Public Thinking Event: perceptions of defects



On March 16, our Public Thinking event focused on presumable "defects" that we were all inclined to think about based on jokes from childhood peers. We were drawing the prompt from a blog entry by Ta-Nehisi Coates. In a post about Nina Simone and casting in a movie about her, he wrote:
When I was kid, I knew what the worst parts of me were—my hair and my mouth. My hair was nappy. My lips were big. Nearly every kid around me knew something similar of themselves because nearly every one of us had some sort of physical defect—dark skin, nappy hair, broad nose, full lips—that opened us up to ridicule from one another. That each of these “defects” were representative of all the Africa that ran through us was never lost on anyone.“Africa” was an insult—African bush-boogie, African bootie-scratcher etc. Ethiopian famine jokes were all the rage back then.

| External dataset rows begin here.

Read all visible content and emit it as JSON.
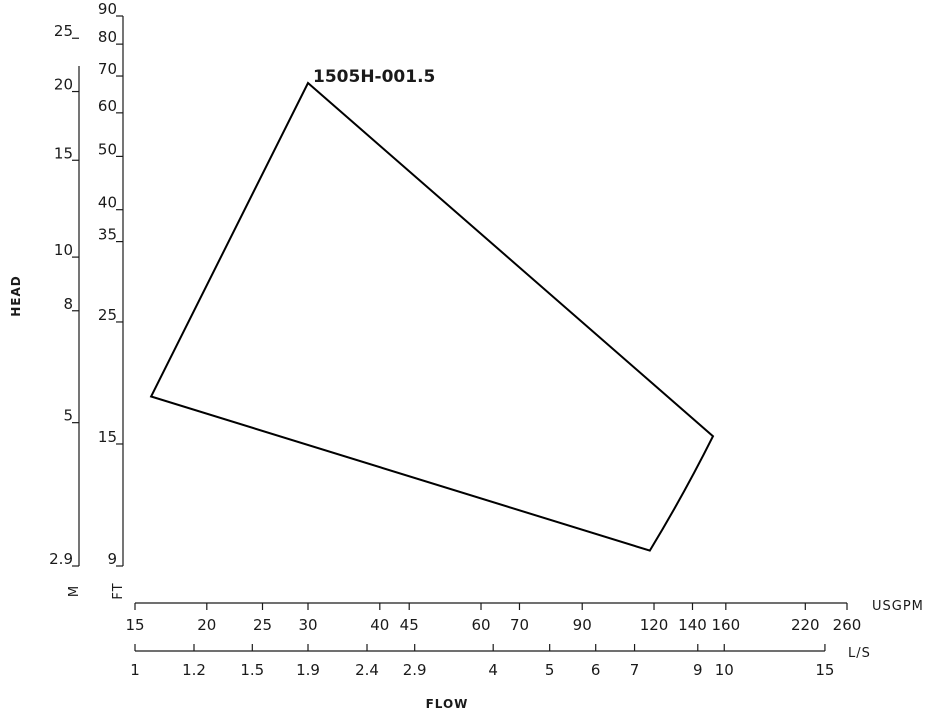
{
  "chart_data": {
    "type": "line",
    "curve_label": "1505H-001.5",
    "axis_titles": {
      "y": "HEAD",
      "x": "FLOW"
    },
    "y_axis_ft": {
      "unit": "FT",
      "scale": "log",
      "ticks": [
        9,
        15,
        25,
        35,
        40,
        50,
        60,
        70,
        80,
        90
      ],
      "range": [
        9,
        90
      ]
    },
    "y_axis_m": {
      "unit": "M",
      "ticks": [
        {
          "label": "2.9",
          "ft": 9
        },
        {
          "label": "5",
          "ft": 16.4
        },
        {
          "label": "8",
          "ft": 26.2
        },
        {
          "label": "10",
          "ft": 32.8
        },
        {
          "label": "15",
          "ft": 49.2
        },
        {
          "label": "20",
          "ft": 65.6
        },
        {
          "label": "25",
          "ft": 82
        }
      ]
    },
    "x_axis_gpm": {
      "unit": "USGPM",
      "scale": "log",
      "ticks": [
        15,
        20,
        25,
        30,
        40,
        45,
        60,
        70,
        90,
        120,
        140,
        160,
        220,
        260
      ],
      "range": [
        15,
        260
      ]
    },
    "x_axis_ls": {
      "unit": "L/S",
      "ticks": [
        {
          "label": "1",
          "gpm": 15
        },
        {
          "label": "1.2",
          "gpm": 19
        },
        {
          "label": "1.5",
          "gpm": 24
        },
        {
          "label": "1.9",
          "gpm": 30
        },
        {
          "label": "2.4",
          "gpm": 38
        },
        {
          "label": "2.9",
          "gpm": 46
        },
        {
          "label": "4",
          "gpm": 63
        },
        {
          "label": "5",
          "gpm": 79
        },
        {
          "label": "6",
          "gpm": 95
        },
        {
          "label": "7",
          "gpm": 111
        },
        {
          "label": "9",
          "gpm": 143
        },
        {
          "label": "10",
          "gpm": 159
        },
        {
          "label": "15",
          "gpm": 238
        }
      ]
    },
    "series": [
      {
        "points": [
          {
            "x": 30,
            "y": 68
          },
          {
            "x": 152,
            "y": 15.5
          },
          {
            "x": 135,
            "y": 12.1
          },
          {
            "x": 118,
            "y": 9.6
          },
          {
            "x": 16,
            "y": 18.3
          },
          {
            "x": 30,
            "y": 68
          }
        ]
      }
    ]
  }
}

Did we want to be white? I don’t think so. We didn’t want to look like Rob Lowe or Madonna. We hated and mocked Michael Jackson’s aesthetic changes as viciously as we mocked each other. What we wanted was to be on the right end of the paper bag tests. We wanted hazel eyes. We wanted wavy hair. I had neither hazel eyes nor wavy hair. But I also didn’t suffer in the same way that I saw other kids around me suffer. I was not dark-skinned. And, more importantly, I was not a girl.